I just saw the first season of the Sopranos on VHS.
I almost see the whole thing as a morality play on the nature of good and evil.
Using the definition of evil from http://www.dictionary.com:
I would argue that Tony Soprano is not evil. In fact, he is one of the true fully morac characters in the series.
Consider the episode where he takes his daughter Meadow to look at colleges. He happens to see an infamous snitch in hiding, and the snitch sees him.
He knows that it is his duty to dispose of the snitch. Rather than use the fact that his daughter is with him as an excuse to have somebody else do it, Tony insists on doing it himself.
At one point the snitch sees Tony and follows him to the hotel, but doesn’t shoot him because he’s with his daughter.
Later, Tony garrots the snitch who as he’s choking pleads for mercy, saying he could have killed Tony the night before, but didn’t becuase of his kids.
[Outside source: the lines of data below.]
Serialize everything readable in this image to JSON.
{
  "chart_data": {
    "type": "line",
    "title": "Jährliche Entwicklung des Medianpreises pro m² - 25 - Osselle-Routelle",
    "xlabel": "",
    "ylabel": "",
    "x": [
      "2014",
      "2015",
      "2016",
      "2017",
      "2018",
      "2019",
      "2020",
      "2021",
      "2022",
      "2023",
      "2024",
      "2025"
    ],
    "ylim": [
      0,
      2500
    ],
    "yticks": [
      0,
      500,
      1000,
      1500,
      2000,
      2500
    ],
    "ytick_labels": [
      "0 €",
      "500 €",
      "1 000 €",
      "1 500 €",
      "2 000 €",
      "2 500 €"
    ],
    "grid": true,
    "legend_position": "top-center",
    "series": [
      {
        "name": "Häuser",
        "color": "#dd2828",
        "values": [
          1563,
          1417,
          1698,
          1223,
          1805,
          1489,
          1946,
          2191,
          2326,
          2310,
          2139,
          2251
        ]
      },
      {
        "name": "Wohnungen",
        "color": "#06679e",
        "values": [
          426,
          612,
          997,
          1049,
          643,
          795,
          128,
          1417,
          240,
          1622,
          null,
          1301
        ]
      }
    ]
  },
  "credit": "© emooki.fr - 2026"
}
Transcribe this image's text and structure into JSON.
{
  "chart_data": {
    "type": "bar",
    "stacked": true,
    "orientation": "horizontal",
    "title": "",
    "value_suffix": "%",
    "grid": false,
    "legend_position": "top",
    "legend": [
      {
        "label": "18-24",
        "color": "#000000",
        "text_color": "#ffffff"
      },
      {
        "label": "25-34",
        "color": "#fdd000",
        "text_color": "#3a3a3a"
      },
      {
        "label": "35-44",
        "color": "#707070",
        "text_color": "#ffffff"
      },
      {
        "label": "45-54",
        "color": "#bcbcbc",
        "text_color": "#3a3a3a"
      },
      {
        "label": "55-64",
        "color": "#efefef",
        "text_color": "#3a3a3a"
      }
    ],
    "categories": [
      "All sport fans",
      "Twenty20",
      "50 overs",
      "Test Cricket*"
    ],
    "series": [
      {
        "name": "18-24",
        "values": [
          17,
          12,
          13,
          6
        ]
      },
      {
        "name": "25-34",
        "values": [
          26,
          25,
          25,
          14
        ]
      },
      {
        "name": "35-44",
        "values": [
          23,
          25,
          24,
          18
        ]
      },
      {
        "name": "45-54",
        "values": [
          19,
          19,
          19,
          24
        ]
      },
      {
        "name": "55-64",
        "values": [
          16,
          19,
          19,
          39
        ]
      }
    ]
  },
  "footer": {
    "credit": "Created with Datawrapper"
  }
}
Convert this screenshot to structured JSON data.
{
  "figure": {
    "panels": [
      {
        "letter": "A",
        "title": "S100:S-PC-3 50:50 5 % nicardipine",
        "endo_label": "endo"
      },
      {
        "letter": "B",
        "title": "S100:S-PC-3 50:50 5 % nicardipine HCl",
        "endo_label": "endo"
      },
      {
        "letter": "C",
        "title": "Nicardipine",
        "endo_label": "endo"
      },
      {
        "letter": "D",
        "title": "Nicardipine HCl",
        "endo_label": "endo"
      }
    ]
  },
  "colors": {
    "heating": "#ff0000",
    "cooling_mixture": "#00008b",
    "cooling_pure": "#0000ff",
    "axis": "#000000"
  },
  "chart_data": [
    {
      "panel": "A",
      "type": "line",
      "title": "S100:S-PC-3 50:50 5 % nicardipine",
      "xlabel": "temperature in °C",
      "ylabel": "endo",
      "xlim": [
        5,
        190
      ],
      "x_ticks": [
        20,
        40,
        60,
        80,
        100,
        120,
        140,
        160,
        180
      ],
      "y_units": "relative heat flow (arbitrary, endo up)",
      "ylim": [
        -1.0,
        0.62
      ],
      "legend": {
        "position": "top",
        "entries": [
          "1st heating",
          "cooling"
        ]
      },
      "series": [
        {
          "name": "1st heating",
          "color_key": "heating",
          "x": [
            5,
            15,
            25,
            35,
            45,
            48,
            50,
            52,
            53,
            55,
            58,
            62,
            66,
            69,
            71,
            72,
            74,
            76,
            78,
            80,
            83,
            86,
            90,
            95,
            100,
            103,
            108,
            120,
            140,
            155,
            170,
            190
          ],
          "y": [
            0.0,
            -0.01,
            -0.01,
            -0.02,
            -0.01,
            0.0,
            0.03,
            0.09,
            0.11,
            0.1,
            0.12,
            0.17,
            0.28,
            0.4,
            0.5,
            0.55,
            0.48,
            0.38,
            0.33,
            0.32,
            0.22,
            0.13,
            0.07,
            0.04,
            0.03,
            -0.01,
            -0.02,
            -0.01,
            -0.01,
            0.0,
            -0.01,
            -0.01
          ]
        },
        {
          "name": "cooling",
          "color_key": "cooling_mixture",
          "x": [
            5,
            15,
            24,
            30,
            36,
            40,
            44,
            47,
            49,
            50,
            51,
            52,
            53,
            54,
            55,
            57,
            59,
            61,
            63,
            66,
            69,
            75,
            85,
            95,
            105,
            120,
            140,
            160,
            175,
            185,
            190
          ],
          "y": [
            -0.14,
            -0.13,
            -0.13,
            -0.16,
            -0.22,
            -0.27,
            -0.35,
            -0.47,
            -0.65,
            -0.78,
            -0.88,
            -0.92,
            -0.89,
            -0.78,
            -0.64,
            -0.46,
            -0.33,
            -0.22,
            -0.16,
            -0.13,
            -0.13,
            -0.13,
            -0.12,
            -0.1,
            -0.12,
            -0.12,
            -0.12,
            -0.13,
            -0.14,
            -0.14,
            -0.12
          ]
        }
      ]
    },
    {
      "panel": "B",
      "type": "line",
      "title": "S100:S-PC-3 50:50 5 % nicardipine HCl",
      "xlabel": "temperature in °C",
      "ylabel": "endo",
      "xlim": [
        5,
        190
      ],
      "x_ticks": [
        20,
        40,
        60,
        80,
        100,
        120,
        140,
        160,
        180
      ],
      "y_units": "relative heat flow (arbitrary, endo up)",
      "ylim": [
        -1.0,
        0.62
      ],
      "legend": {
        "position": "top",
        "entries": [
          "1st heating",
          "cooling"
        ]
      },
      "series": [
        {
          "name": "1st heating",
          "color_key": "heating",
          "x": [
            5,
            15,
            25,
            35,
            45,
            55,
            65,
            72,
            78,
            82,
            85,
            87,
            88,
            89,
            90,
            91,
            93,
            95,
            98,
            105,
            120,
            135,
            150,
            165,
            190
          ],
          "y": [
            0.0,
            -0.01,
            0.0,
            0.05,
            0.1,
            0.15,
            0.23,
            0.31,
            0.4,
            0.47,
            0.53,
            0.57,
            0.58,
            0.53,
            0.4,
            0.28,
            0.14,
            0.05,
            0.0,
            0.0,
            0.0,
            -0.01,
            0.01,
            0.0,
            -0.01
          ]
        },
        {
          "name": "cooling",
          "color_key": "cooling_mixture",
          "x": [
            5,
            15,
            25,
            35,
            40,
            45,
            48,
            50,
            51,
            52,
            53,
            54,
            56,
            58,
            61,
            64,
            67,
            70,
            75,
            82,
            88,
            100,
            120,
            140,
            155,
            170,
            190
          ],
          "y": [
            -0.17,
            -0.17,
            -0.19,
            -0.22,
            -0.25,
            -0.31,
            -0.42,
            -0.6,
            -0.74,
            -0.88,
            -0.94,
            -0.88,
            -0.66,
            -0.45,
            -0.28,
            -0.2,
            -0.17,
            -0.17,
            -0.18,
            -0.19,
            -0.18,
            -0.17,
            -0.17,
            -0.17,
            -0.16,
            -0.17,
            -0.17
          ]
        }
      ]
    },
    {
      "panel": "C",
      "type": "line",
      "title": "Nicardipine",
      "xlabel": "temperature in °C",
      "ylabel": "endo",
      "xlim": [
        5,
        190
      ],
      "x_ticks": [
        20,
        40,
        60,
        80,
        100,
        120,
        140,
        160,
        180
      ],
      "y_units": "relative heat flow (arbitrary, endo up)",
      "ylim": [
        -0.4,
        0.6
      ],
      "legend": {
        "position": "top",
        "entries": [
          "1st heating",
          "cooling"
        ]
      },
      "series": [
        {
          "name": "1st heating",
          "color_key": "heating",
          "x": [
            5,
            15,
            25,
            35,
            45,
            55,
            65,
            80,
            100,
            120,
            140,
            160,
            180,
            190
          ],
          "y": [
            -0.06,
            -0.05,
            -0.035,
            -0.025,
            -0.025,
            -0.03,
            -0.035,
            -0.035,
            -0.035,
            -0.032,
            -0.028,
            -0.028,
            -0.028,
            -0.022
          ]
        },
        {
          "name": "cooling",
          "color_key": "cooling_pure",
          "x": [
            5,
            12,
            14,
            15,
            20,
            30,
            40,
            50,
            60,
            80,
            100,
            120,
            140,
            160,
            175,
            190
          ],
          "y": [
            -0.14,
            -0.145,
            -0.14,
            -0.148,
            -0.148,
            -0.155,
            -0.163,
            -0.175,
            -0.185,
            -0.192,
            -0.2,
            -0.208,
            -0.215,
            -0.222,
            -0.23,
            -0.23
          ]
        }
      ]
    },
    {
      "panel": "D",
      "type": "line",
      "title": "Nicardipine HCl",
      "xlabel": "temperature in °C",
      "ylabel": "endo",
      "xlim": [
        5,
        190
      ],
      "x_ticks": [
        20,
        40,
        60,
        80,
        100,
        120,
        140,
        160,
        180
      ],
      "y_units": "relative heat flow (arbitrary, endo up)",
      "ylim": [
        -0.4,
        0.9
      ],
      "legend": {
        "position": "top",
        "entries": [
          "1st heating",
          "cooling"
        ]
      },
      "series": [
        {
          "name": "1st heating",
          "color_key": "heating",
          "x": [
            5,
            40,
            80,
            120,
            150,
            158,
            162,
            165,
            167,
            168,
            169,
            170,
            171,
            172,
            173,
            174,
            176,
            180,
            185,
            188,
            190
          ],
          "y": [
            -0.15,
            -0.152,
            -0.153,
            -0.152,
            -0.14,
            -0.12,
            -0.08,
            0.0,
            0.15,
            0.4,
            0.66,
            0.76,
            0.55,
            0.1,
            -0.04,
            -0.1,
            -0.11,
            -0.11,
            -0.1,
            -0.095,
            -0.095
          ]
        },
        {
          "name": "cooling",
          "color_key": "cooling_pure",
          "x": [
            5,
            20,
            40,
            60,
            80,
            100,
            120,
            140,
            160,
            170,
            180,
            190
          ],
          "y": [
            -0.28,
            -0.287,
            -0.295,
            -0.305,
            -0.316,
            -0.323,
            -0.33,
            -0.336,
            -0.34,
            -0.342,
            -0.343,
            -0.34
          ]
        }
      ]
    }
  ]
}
Tony is unswayed, and he finishes the job.
All through this intrigue he manages to keep up appearances with his daughter, and actually do some quality parenting.
It should also be noted that Tony visited the Snitches house and saw the snitch and his family, but left. It is not known whether he desisted from killing the snitch then because the family was with him, or was merely trying to get a better ID.
Now, many ethical systems allow for the use of violence in certain circumstances. For Tony and his ethical system it would have been immoral to let the snitch slide. The Snitch had broken his vow of silence and required the punishment that he fully new would be coming both when he made the vow and when he broke it. For Tony, it was simply a matter of duty.